Overview
cooperleong00/Qwen2.5-7B-Instruct-Jailbroken Overview
This model is a modified version of the Qwen2.5-7B-Instruct, developed by cooperleong00, specifically engineered to exhibit reduced refusal behaviors. It leverages a technique called weight orthogonalization, as detailed in recent academic research, to achieve this 'jailbroken' state. The primary purpose of this model is to facilitate academic research in AI safety and model alignment, allowing researchers to study model responses in scenarios where typical instruction-tuned models might refuse to engage.
Key Characteristics
- Base Model: Built upon the robust Qwen/Qwen2.5-7B-Instruct architecture.
- Parameter Count: Features 7.6 billion parameters, offering a balance of capability and computational efficiency.
- Context Length: Supports an extensive context window of 131072 tokens, enabling processing of long inputs.
- Multilingual Support: Capable of processing and generating text in numerous languages, including Chinese, English, French, Spanish, Portuguese, German, Italian, Russian, Japanese, Korean, Vietnamese, Thai, and Arabic.

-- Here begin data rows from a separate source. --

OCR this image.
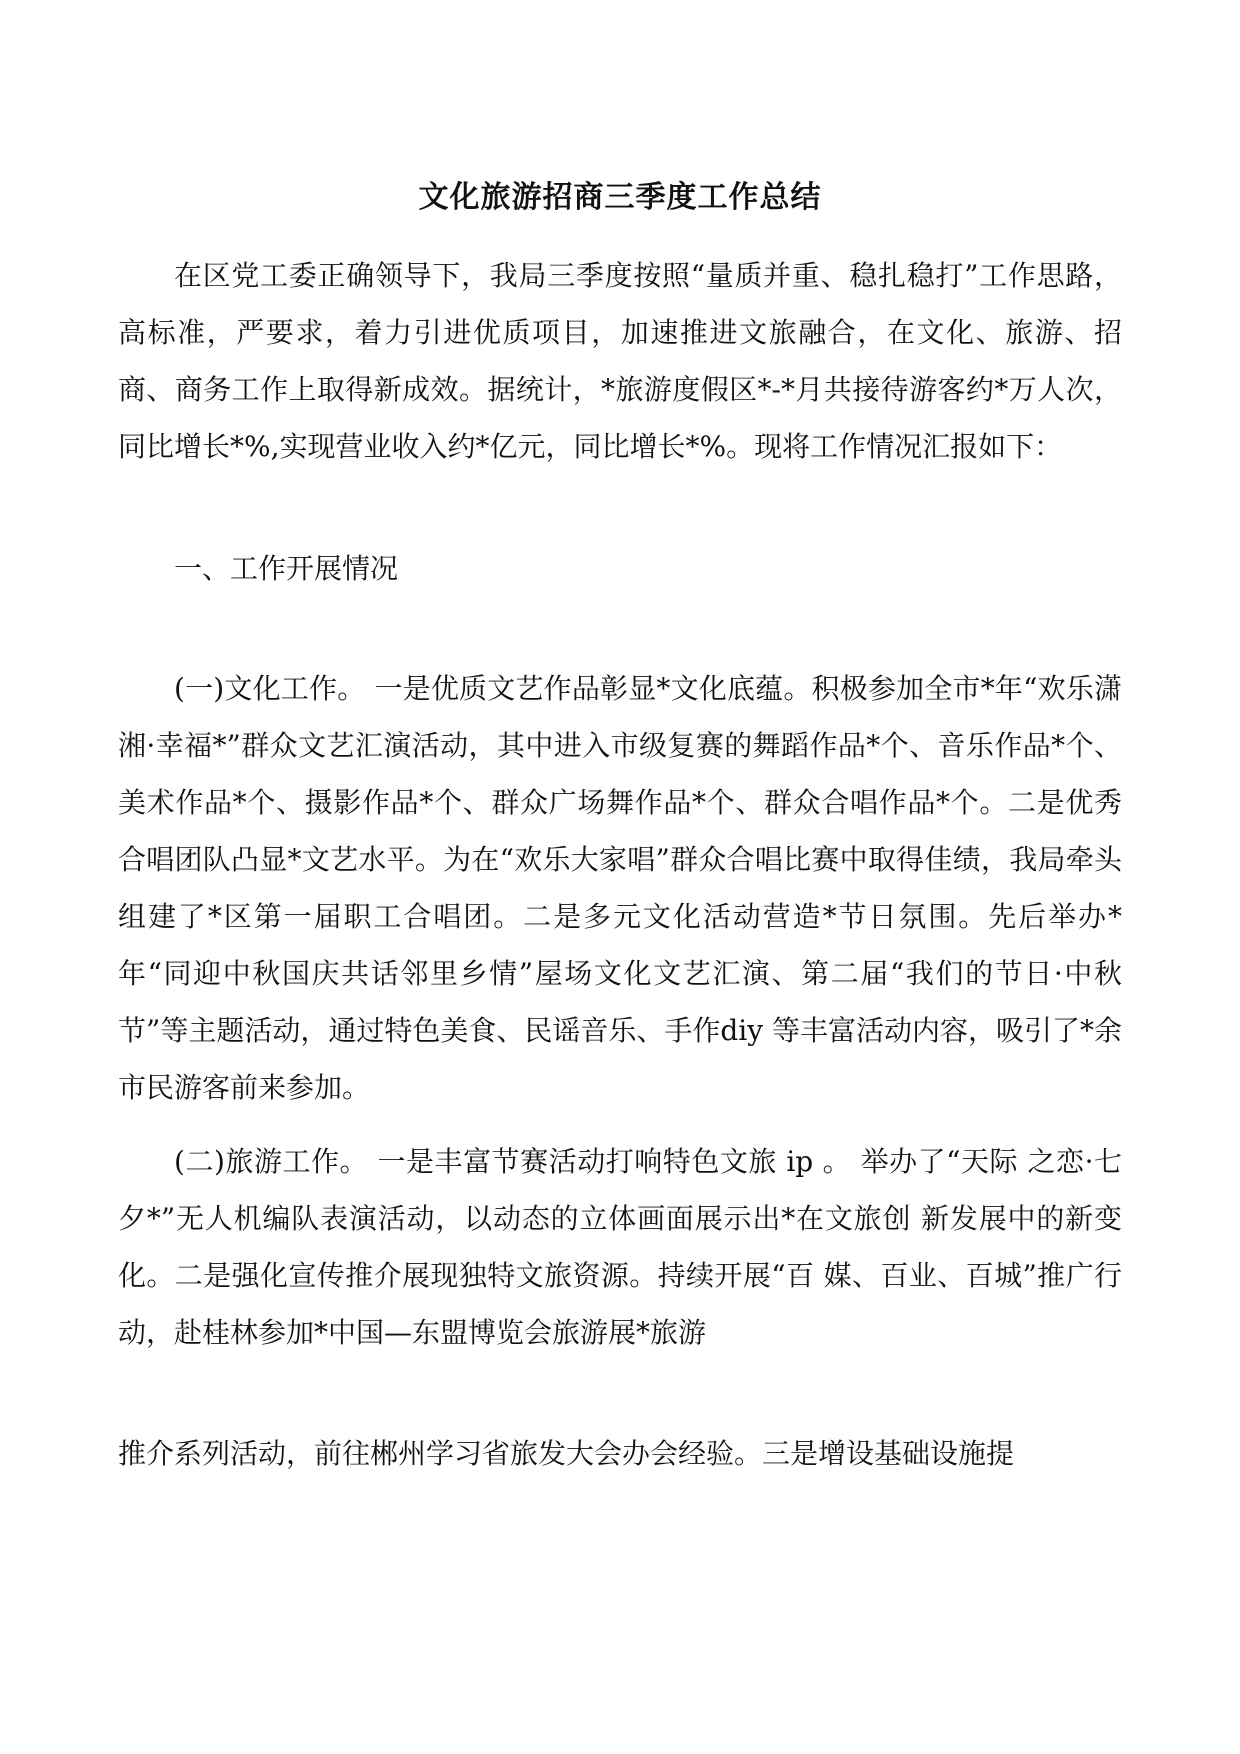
文化旅游招商三季度工作总结

在区党工委正确领导下，我局三季度按照“量质并重、稳扎稳打”工作思路，高标准，严要求，着力引进优质项目，加速推进文旅融合，在文化、旅游、招商、商务工作上取得新成效。据统计，*旅游度假区*-*月共接待游客约*万人次，同比增长*%,实现营业收入约*亿元，同比增长*%。现将工作情况汇报如下：

一、工作开展情况

(一)文化工作。 一是优质文艺作品彰显*文化底蕴。积极参加全市*年“欢乐潇湘·幸福*”群众文艺汇演活动，其中进入市级复赛的舞蹈作品*个、音乐作品*个、美术作品*个、摄影作品*个、群众广场舞作品*个、群众合唱作品*个。二是优秀合唱团队凸显*文艺水平。为在“欢乐大家唱”群众合唱比赛中取得佳绩，我局牵头组建了*区第一届职工合唱团。二是多元文化活动营造*节日氛围。先后举办*年“同迎中秋国庆共话邻里乡情”屋场文化文艺汇演、第二届“我们的节日·中秋节”等主题活动，通过特色美食、民谣音乐、手作diy 等丰富活动内容，吸引了*余市民游客前来参加。

(二)旅游工作。 一是丰富节赛活动打响特色文旅 ip 。 举办了“天际 之恋·七夕*”无人机编队表演活动，以动态的立体画面展示出*在文旅创 新发展中的新变化。二是强化宣传推介展现独特文旅资源。持续开展“百 媒、百业、百城”推广行动，赴桂林参加*中国—东盟博览会旅游展*旅游

推介系列活动，前往郴州学习省旅发大会办会经验。三是增设基础设施提
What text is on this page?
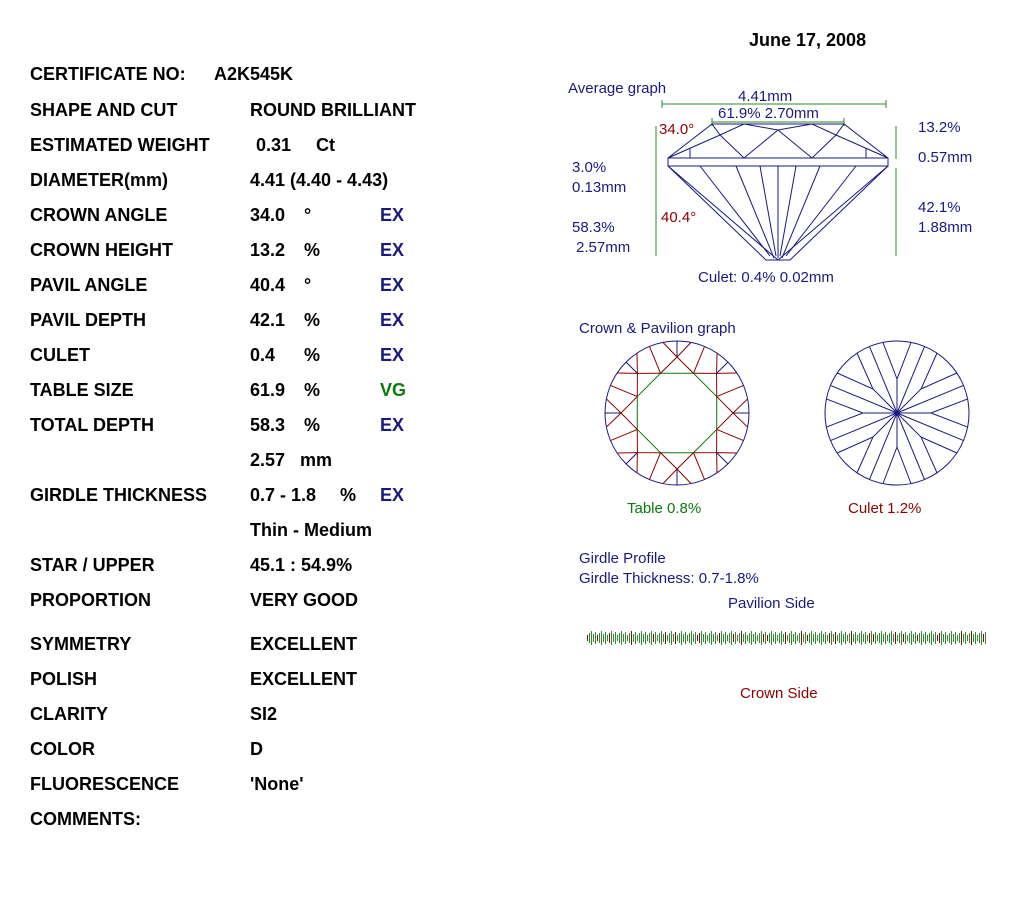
June 17, 2008
CERTIFICATE NO: A2K545K
SHAPE AND CUT	ROUND BRILLIANT
ESTIMATED WEIGHT	0.31 Ct
DIAMETER(mm)	4.41 (4.40 - 4.43)
CROWN ANGLE	34.0 °	EX
CROWN HEIGHT	13.2 %	EX
PAVIL ANGLE	40.4 °	EX
PAVIL DEPTH	42.1 %	EX
CULET	0.4 %	EX
TABLE SIZE	61.9 %	VG
TOTAL DEPTH	58.3 %	EX
2.57 mm
GIRDLE THICKNESS 0.7 - 1.8 % EX
Thin - Medium
STAR / UPPER	45.1 : 54.9%
PROPORTION	VERY GOOD
SYMMETRY	EXCELLENT
POLISH	EXCELLENT
CLARITY	SI2
COLOR	D
FLUORESCENCE	'None'
COMMENTS:
Average graph	4.41mm
61.9% 2.70mm
34.0°	13.2%
0.57mm
3.0%
0.13mm
40.4°
42.1%
1.88mm
58.3%
2.57mm
Culet: 0.4% 0.02mm
Crown & Pavilion graph
Table 0.8%	Culet 1.2%
Girdle Profile
Girdle Thickness: 0.7-1.8%
Pavilion Side
Crown Side
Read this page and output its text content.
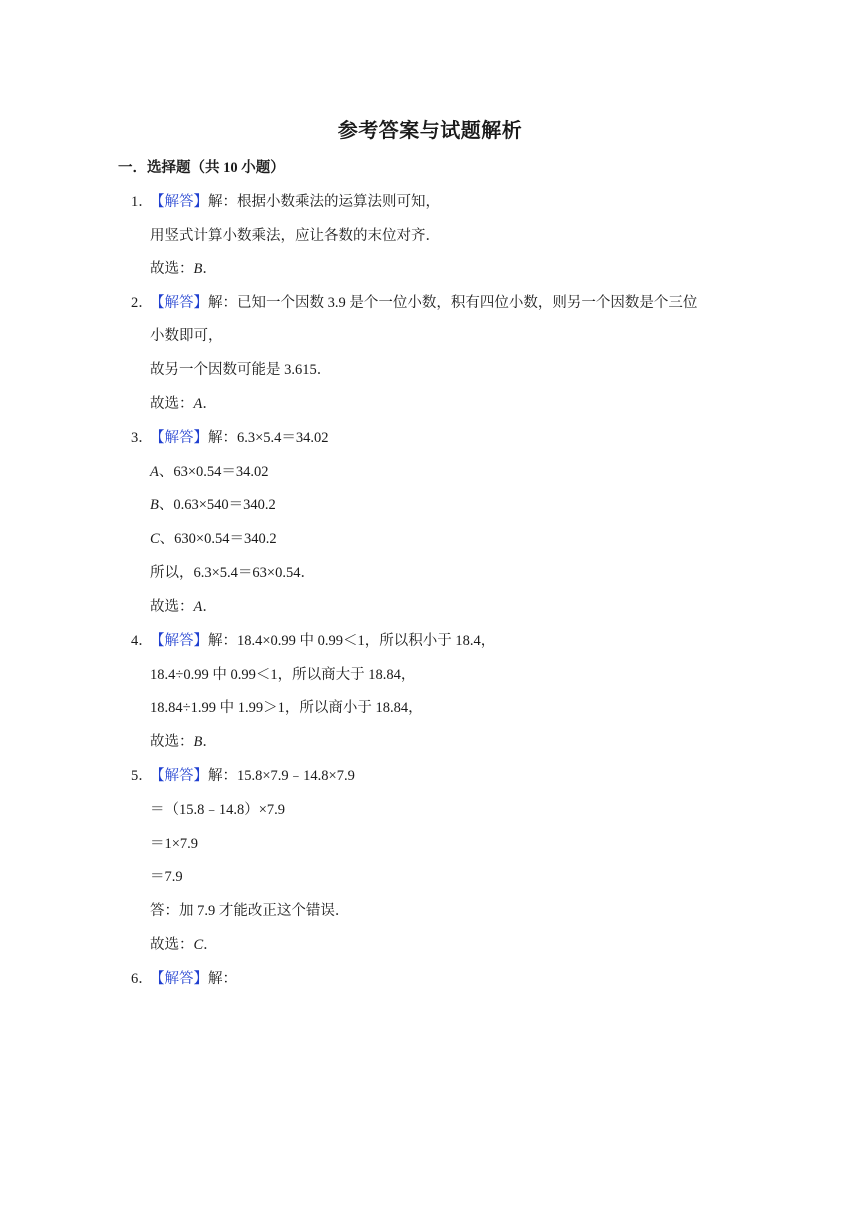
参考答案与试题解析
一．选择题（共 10 小题）
1．
【解答】解：根据小数乘法的运算法则可知，
用竖式计算小数乘法，应让各数的末位对齐．
故选：B．
2．
【解答】解：已知一个因数 3.9 是个一位小数，积有四位小数，则另一个因数是个三位
小数即可，
故另一个因数可能是 3.615．
故选：A．
3．
【解答】解：6.3×5.4＝34.02
A、63×0.54＝34.02
B、0.63×540＝340.2
C、630×0.54＝340.2
所以，6.3×5.4＝63×0.54．
故选：A．
4．
【解答】解：18.4×0.99 中 0.99＜1，所以积小于 18.4，
18.4÷0.99 中 0.99＜1，所以商大于 18.84，
18.84÷1.99 中 1.99＞1，所以商小于 18.84，
故选：B．
5．
【解答】解：15.8×7.9﹣14.8×7.9
＝（15.8﹣14.8）×7.9
＝1×7.9
＝7.9
答：加 7.9 才能改正这个错误．
故选：C．
6．
【解答】解：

- Jailbreaking Method: Achieved through weight orthogonalization, combined with a dataset derived from JailBreakBench and Alpaca-cleaned samples, excluding HarmfulBench content for research purposes.
Intended Use Cases
- AI Safety Research: Ideal for academic studies investigating model refusal mechanisms and developing new alignment techniques.
- Model Alignment Studies: Provides a platform for exploring how models respond to prompts that typically trigger safety filters.
- Ethical AI Development: Useful for understanding the boundaries and limitations of current safety measures in large language models.